You can check to see if Prometheus is working as it should be by measuring the ingestion rate for the samples using the prometheus_local_storage_ingested_samples_total metric. If the rate displayed aligns with the same number of metrics, you can be certain it is ingesting correctly. Similarly, to identify latency issues, you can monitor the amount of time between target scrapes that you have configured using the prometheus_target_interval_length_seconds metric.

Grafana

Grafana is an open-source data visualization and monitoring tool, which has support for many different databases, including Elasticsearch, Graphite, InfluxDB, Logz.io and Prometheus. Grafana can be used to visualize data and to track long-term patterns and trends. It can be accessed via a series of dynamic and reusable dashboards that you create, which can then be shared between business and technical teams.

As a visualization tool, Grafana has a wide range of different options from heatmaps to graphs to histograms. There is a range of different panel plugins available to offer a variety of ways to view metrics and logs. Different data sources can be mixed in the same graph. You have the option to specify a data source on a per-query basis, which works for standardized templates and custom dashboards.

There is no standard way of developing Grafana’s dashboards (or visualizations) as code. However, it does support various third party libraries. Examples for how to configure these in Grafana can be found here.

Alert rules can be visually defined for the most important metrics. Grafana continuously evaluates them and sends notifications as needed. These can be sent via email, Slack, PagerDuty, VictorOps, OpsGenie, or via webhook.

The Grafana back-end has various configurable options, which can be specified using a .ini configuration file or through the use of environment variables. This is known as the datasource, which is where Grafana pulls all its metrics from.

Combining Prometheus Monitoring with Grafana: the Visualization Layer

Combining Prometheus and Grafana together is becoming an increasingly popular choice of monitoring stack for DevOp teams needing to store and visualize time series data. In this combination, Prometheus performs the role of storage backend while Grafana acts as the interface for visualization and analysis.

Prometheus exposes a wide range of metrics that can be monitored easily, such as used memory and storage in addition to general ones, which report on the status of the service. Through the addition of Grafana as a visualization layer, a monitoring stack for the monitoring stack itself can easily be set up!
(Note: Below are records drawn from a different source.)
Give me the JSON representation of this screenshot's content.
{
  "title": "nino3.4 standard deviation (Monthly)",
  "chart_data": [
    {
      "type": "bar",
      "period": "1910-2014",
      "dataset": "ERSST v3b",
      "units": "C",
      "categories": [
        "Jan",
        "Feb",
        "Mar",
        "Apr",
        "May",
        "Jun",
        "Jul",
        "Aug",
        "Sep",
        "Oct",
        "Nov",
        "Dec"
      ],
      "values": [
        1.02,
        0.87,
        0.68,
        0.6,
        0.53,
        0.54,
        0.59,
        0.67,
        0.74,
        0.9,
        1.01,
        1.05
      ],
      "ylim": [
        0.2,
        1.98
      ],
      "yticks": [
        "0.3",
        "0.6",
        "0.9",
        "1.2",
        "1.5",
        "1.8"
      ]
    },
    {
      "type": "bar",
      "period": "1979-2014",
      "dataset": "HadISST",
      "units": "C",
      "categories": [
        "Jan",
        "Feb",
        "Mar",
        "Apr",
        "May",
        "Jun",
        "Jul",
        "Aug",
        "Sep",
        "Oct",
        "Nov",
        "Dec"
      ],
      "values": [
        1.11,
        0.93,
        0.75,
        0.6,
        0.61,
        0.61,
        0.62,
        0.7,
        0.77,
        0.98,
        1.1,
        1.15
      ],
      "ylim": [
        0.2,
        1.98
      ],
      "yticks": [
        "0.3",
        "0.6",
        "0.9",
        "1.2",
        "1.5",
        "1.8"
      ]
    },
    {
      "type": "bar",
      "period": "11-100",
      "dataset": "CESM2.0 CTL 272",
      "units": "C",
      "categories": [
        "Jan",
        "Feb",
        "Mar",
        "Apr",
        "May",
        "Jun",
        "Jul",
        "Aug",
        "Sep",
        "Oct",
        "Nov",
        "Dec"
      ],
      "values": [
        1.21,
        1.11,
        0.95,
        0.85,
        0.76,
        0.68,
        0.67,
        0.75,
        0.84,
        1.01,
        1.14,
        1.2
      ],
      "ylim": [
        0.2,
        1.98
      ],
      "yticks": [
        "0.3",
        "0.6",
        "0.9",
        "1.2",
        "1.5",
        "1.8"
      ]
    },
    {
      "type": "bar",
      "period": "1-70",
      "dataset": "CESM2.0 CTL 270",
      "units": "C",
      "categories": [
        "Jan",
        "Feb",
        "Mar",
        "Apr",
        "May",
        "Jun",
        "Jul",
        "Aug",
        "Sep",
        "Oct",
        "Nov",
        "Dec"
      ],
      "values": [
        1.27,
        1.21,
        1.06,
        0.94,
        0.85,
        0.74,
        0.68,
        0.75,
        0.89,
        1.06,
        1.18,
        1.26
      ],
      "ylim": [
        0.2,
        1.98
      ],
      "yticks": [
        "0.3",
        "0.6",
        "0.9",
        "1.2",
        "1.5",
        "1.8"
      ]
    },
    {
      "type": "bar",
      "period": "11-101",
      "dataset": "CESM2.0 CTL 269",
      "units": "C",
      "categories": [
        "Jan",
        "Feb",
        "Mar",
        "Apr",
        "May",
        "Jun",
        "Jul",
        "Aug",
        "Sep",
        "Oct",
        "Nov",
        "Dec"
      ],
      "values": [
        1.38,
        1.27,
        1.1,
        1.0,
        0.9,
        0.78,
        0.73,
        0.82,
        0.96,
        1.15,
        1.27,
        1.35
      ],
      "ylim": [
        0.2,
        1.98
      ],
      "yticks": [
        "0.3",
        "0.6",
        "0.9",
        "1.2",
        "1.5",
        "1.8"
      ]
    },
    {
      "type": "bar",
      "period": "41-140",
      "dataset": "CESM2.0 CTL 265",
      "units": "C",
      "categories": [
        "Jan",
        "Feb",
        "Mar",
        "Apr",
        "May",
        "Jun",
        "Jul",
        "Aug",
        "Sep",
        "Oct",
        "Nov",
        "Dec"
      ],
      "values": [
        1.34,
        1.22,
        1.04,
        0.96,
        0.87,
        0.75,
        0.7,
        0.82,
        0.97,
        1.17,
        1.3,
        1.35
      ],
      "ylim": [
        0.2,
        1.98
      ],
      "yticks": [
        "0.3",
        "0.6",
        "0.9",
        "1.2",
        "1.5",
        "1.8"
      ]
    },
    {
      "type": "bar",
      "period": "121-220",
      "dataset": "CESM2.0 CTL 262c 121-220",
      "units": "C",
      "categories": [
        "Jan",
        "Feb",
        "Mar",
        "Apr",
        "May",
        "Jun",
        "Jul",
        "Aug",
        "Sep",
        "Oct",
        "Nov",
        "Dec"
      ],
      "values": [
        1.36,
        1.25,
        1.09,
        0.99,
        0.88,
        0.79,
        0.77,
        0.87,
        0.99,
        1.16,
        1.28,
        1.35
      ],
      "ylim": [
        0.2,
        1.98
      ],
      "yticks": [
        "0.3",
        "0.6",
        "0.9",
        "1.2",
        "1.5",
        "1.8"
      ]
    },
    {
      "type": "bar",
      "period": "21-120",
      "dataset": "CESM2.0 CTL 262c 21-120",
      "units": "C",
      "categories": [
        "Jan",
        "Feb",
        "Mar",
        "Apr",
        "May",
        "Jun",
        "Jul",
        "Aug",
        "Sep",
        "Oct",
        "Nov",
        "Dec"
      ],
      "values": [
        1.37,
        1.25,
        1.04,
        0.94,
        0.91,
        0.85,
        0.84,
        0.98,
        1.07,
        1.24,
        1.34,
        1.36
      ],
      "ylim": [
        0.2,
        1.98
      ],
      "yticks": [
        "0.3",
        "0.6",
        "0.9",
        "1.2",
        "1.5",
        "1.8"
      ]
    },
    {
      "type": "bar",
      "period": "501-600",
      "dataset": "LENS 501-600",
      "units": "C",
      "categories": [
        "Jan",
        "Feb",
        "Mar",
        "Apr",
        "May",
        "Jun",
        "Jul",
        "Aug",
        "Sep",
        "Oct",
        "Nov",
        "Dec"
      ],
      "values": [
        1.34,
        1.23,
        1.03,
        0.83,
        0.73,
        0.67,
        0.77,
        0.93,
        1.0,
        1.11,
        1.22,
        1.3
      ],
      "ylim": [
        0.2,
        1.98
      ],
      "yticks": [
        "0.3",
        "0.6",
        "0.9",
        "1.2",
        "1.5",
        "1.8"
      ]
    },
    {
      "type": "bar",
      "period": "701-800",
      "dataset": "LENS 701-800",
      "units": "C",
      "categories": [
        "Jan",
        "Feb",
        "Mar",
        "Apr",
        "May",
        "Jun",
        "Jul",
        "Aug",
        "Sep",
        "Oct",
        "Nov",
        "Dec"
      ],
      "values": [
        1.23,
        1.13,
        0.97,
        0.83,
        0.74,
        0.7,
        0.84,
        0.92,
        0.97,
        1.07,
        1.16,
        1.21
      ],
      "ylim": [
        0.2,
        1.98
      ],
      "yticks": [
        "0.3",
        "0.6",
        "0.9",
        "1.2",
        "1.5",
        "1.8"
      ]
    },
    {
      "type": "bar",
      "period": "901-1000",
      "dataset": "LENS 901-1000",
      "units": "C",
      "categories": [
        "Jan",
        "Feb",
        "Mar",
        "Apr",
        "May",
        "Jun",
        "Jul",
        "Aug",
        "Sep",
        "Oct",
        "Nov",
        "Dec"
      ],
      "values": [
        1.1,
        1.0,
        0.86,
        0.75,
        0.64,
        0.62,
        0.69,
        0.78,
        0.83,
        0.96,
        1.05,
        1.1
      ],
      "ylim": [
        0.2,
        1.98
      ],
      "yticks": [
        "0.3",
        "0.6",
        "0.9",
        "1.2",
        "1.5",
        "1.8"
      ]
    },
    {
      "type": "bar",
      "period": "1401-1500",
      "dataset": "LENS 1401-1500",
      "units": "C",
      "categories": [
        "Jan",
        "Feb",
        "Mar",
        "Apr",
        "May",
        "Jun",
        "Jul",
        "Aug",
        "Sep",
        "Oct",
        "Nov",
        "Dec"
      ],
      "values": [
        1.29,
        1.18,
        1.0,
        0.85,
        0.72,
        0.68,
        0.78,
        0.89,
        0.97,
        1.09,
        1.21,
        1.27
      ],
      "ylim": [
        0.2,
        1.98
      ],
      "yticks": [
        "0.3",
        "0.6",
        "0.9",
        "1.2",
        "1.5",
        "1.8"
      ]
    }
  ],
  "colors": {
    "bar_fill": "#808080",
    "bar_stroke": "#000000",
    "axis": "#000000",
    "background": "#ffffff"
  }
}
There are various ways to set up Prometheus and Grafana together, including via Dockerized deployments.

Some examples of metrics you can explore with Grafana visualizations include:

Uptime: The amount of time in total since your Prometheus server was started.
Local storage memory series: The current total number of series held in memory.
Internal storage queue length: This queue length should be “empty” (0) or at a low number.
Sample ingested: This displays the samples Prometheus has ingested.
Target scrapes: This displays the frequency that the target – Prometheus – is scraped.

The Prometheus Benchmark dashboard can provide examples of further metrics that should be monitored. How exactly you set it up can involve a good deal of experimentation, an exploration which Grafana makes easy.

Instead of writing PromQL queries directly into the Prometheus server, you deploy Grafana UI boards to query metrics from the Prometheus server, then visualize them in the Prometheus dashboard as a whole (examples of which can be found here).